The article also doesn’t mention that many of the same authors did a subsequent study in LA, but released a press release before any preprint. Is that Undark’s endorsed approach toward science — science by press release? The preprint was only discovered because someone had leaked it to redstate.com — a right-wing media source. How did it get there?
These are all valid critiques of the sloppy science that Ionnadis has been doing lately that the article completely ignores.
The subsequent “tribalism” emerges because scientists — a mostly left-leaning group — generally rejected the paper on scientific grounds, whereas right-wing propagandists uncritically gobbled it up.
Sam, your opinions are expressed in the kind of derisive, petty and reductive sloganeering language that goes along with one-sided partisan politics. Your commentary has proven the primary point of the article. Which is that political partisanship has poisoned public opinions about science and this subjective bias has made it impossible for people to objectively assess the evidence purely on its own merits.
Yet I am the one who brings up scientific objections to the paper (and consequently this article), and you are making a carte blanche assertion that my objections constitute “derisive, petty and reductive sloganeering” without addressing any of the scientific content!
Lol funny how they rejected it on scientific grounds and he turned out to be completely right and vindicated. Funny how he could make all of those mistakes, which of course he has never been known for making in his professional career up to this point, and then just accidentally come up with the right answer. That people like you are still attacking him is just comedy at this point. If you are so scared, just stay home. I am going to do 2.6X more than I do to protect myself from the seasonal flu each year, which according to my calculations, is nothing.
Can you elaborate what you mean by “vindicated”? I don’t think we are looking at the same evidence here.
Nevermind that it doesn’t matter that Ionnadis’s previous record has no bearing on whether this science is good. If you are solely interested in previous records, perhaps I can remind you that Bendavid, the first author of the paper, already has one retraction on the books.
Funny how he wasn’t “vindicated” at all, and in fact his conclusions were completely wrong.
Sam,
Of course you are aware that Ioaniddis has expressed regret for the press release and has graciously acknowledged most of the shortcomings to which you refer. The adjustments made to compensate for those shortcomings did not disturb the general thrust of his conclusions. But of course you already know this.
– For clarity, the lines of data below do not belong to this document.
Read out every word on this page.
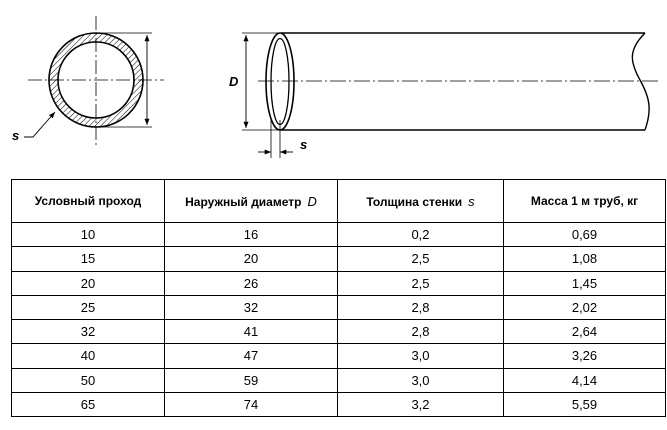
s
D
s
Условный проход	Наружный диаметр D	Толщина стенки s	Масса 1 м труб, кг
10	16	0,2	0,69
15	20	2,5	1,08
20	26	2,5	1,45
25	32	2,8	2,02
32	41	2,8	2,64
40	47	3,0	3,26
50	59	3,0	4,14
65	74	3,2	5,59
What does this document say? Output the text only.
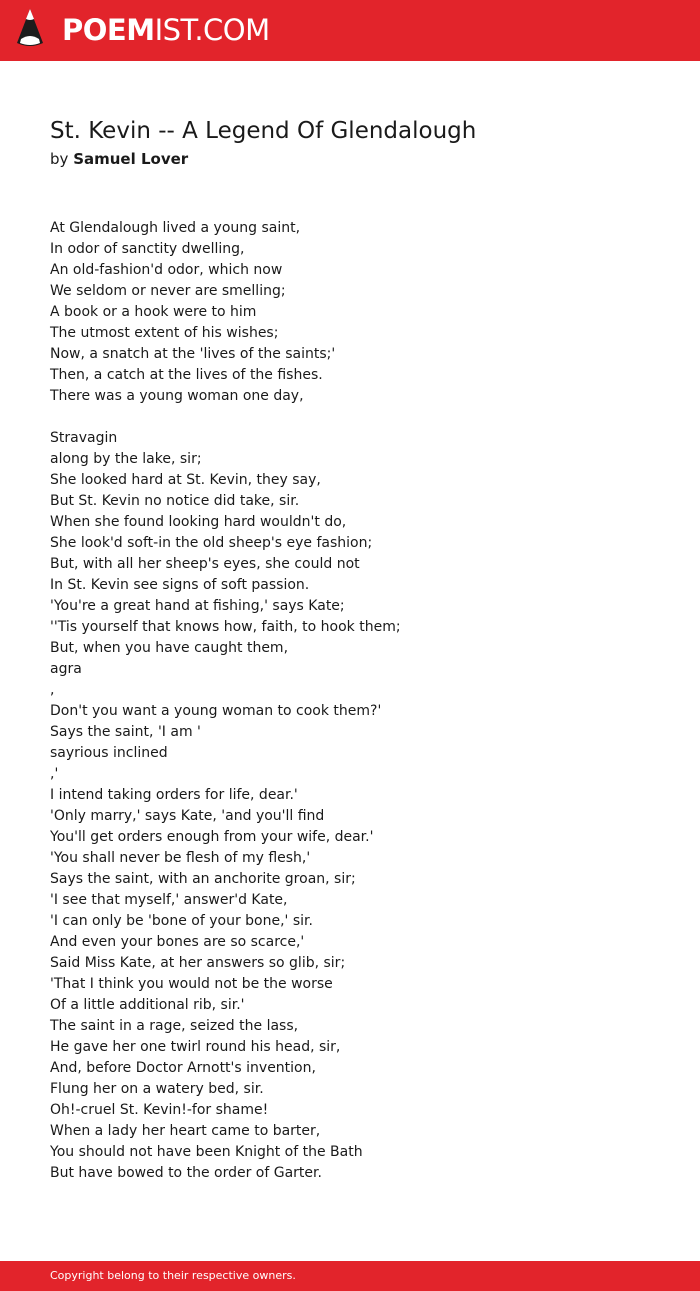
POEMIST.COM
St. Kevin -- A Legend Of Glendalough
by Samuel Lover
At Glendalough lived a young saint,
In odor of sanctity dwelling,
An old-fashion'd odor, which now
We seldom or never are smelling;
A book or a hook were to him
The utmost extent of his wishes;
Now, a snatch at the 'lives of the saints;'
Then, a catch at the lives of the fishes.
There was a young woman one day,
Stravagin
along by the lake, sir;
She looked hard at St. Kevin, they say,
But St. Kevin no notice did take, sir.
When she found looking hard wouldn't do,
She look'd soft-in the old sheep's eye fashion;
But, with all her sheep's eyes, she could not
In St. Kevin see signs of soft passion.
'You're a great hand at fishing,' says Kate;
''Tis yourself that knows how, faith, to hook them;
But, when you have caught them,
agra
,
Don't you want a young woman to cook them?'
Says the saint, 'I am '
sayrious inclined
,'
I intend taking orders for life, dear.'
'Only marry,' says Kate, 'and you'll find
You'll get orders enough from your wife, dear.'
'You shall never be flesh of my flesh,'
Says the saint, with an anchorite groan, sir;
'I see that myself,' answer'd Kate,
'I can only be 'bone of your bone,' sir.
And even your bones are so scarce,'
Said Miss Kate, at her answers so glib, sir;
'That I think you would not be the worse
Of a little additional rib, sir.'
The saint in a rage, seized the lass,
He gave her one twirl round his head, sir,
And, before Doctor Arnott's invention,
Flung her on a watery bed, sir.
Oh!-cruel St. Kevin!-for shame!
When a lady her heart came to barter,
You should not have been Knight of the Bath
But have bowed to the order of Garter.
Copyright belong to their respective owners.
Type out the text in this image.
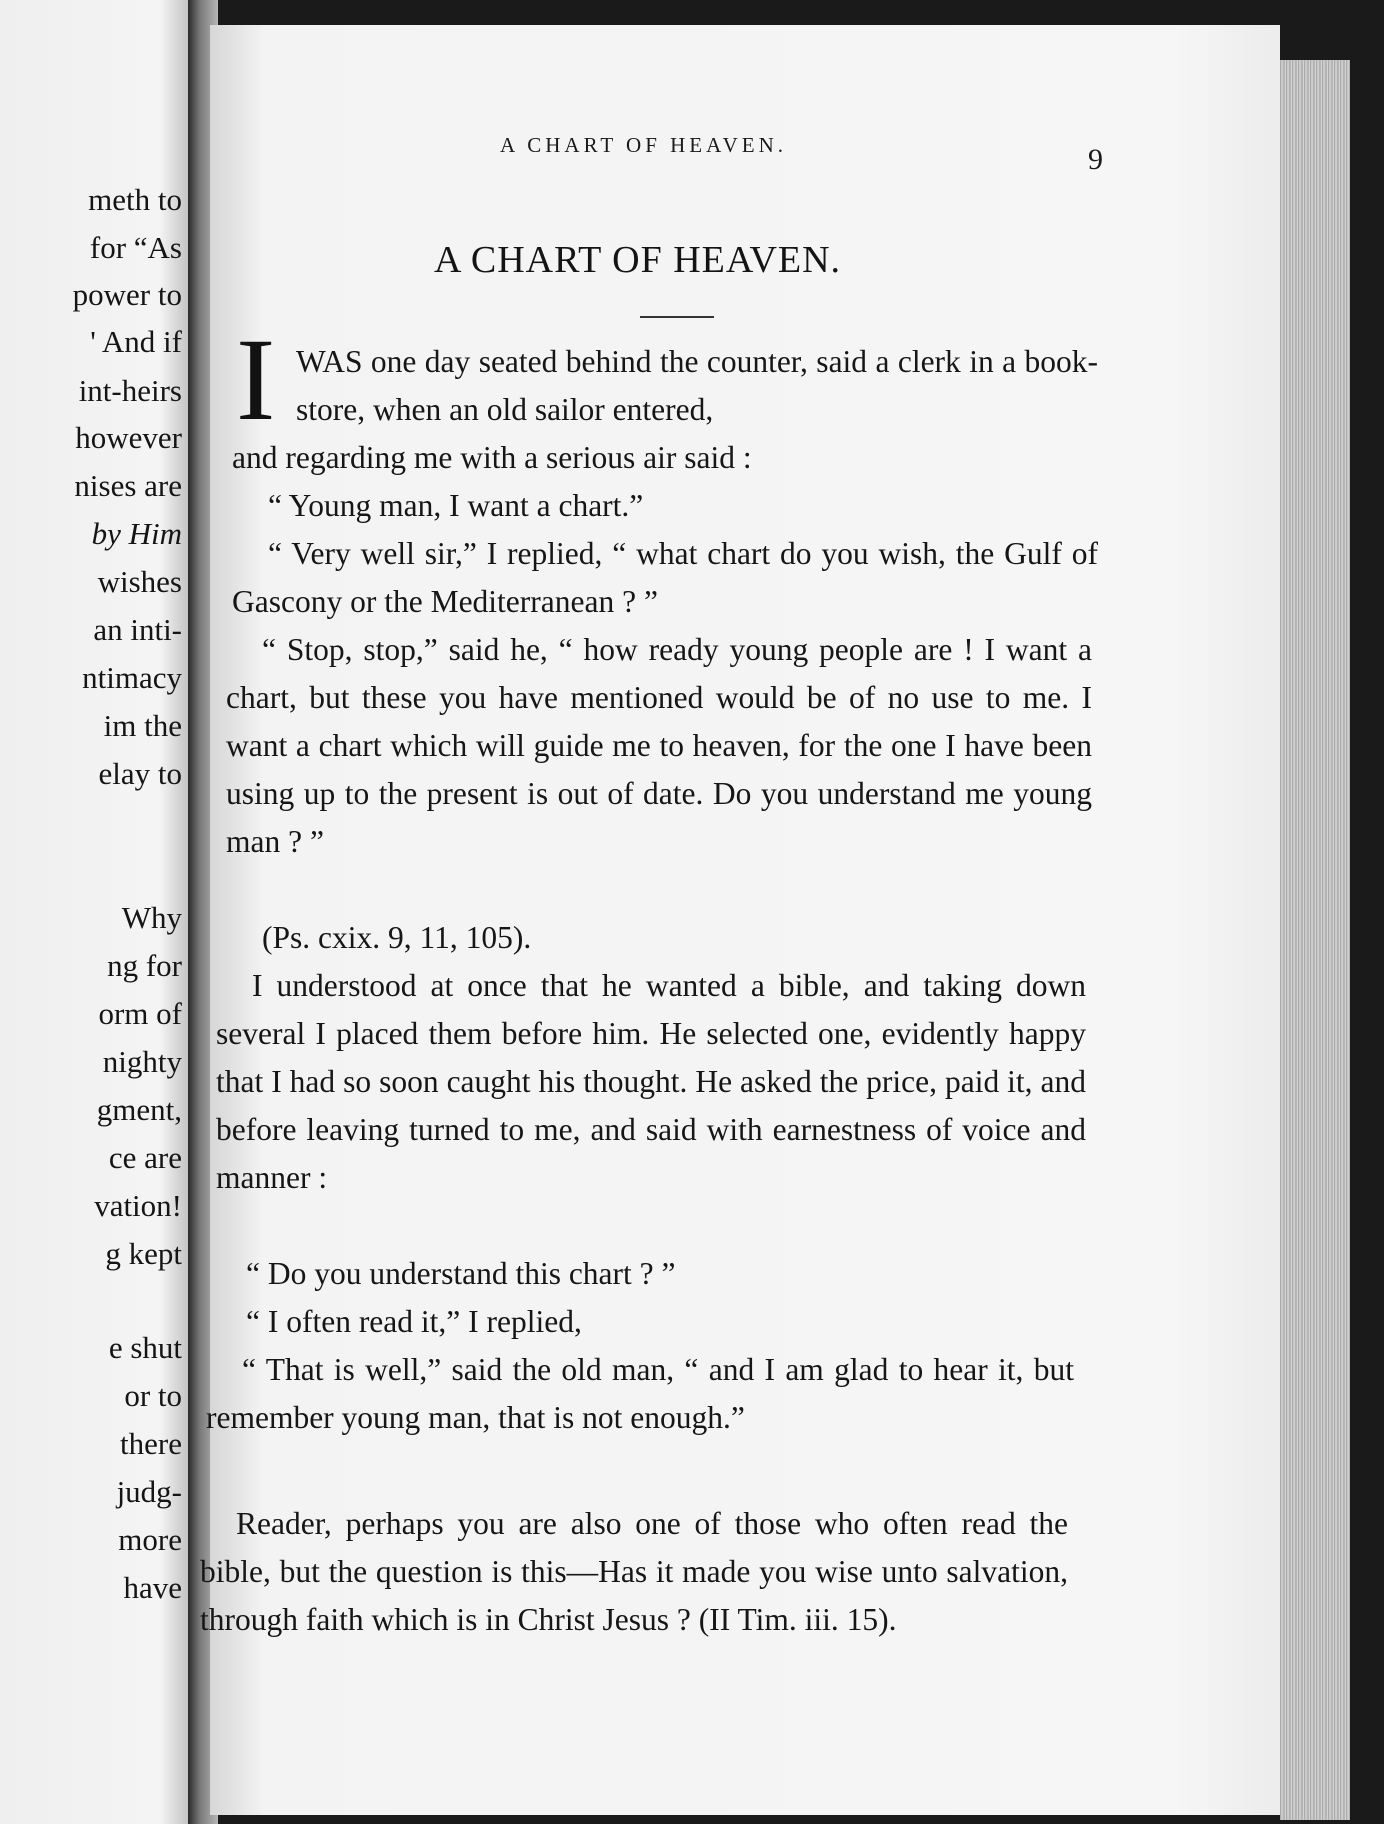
meth to
for “As
power to
' And if
int-heirs
however
nises are
by Him
wishes
an inti-
ntimacy
im the
elay to
Why
ng for
orm of
nighty
gment,
ce are
vation!
g kept
e shut
or to
there
judg-
more
have
A CHART OF HEAVEN.	9
A CHART OF HEAVEN.
I WAS one day seated behind the counter, said a clerk in a book-store, when an old sailor entered,
and regarding me with a serious air said :
“ Young man, I want a chart.”
“ Very well sir,” I replied, “ what chart do you wish, the Gulf of Gascony or the Mediterranean ? ”
“ Stop, stop,” said he, “ how ready young people are ! I want a chart, but these you have mentioned would be of no use to me. I want a chart which will guide me to heaven, for the one I have been using up to the present is out of date. Do you understand me young man ? ”
(Ps. cxix. 9, 11, 105).
I understood at once that he wanted a bible, and taking down several I placed them before him. He selected one, evidently happy that I had so soon caught his thought. He asked the price, paid it, and before leaving turned to me, and said with earnestness of voice and manner :
“ Do you understand this chart ? ”
“ I often read it,” I replied,
“ That is well,” said the old man, “ and I am glad to hear it, but remember young man, that is not enough.”
Reader, perhaps you are also one of those who often read the bible, but the question is this—Has it made you wise unto salvation, through faith which is in Christ Jesus ? (II Tim. iii. 15).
Great article. As you point out, the questions he raises are consistent with his historical, fact-based approach. In these times, everything put out on Covid (or any subject, for that matter) immediately becomes politically charged, which is unfortunate and counterproductive. I suggest everyone read the book “Factfulness”, which deals with the very issues discussed here.
The problem isn’t with the questions that Dr. Ioannidis raised. The problem is that he gave incorrect answers to those questions. Answers unsupported by the data.
Perhaps the difficult questions he raises would be treated more fairly and with respect, if the research he himself is throwing into the fire wasn’t as blatantly flawed as they are.
Agree. And himself making political statments from the beginning, even before his own study.
Andreas, perhaps you can enlighten us as to what his political statements were?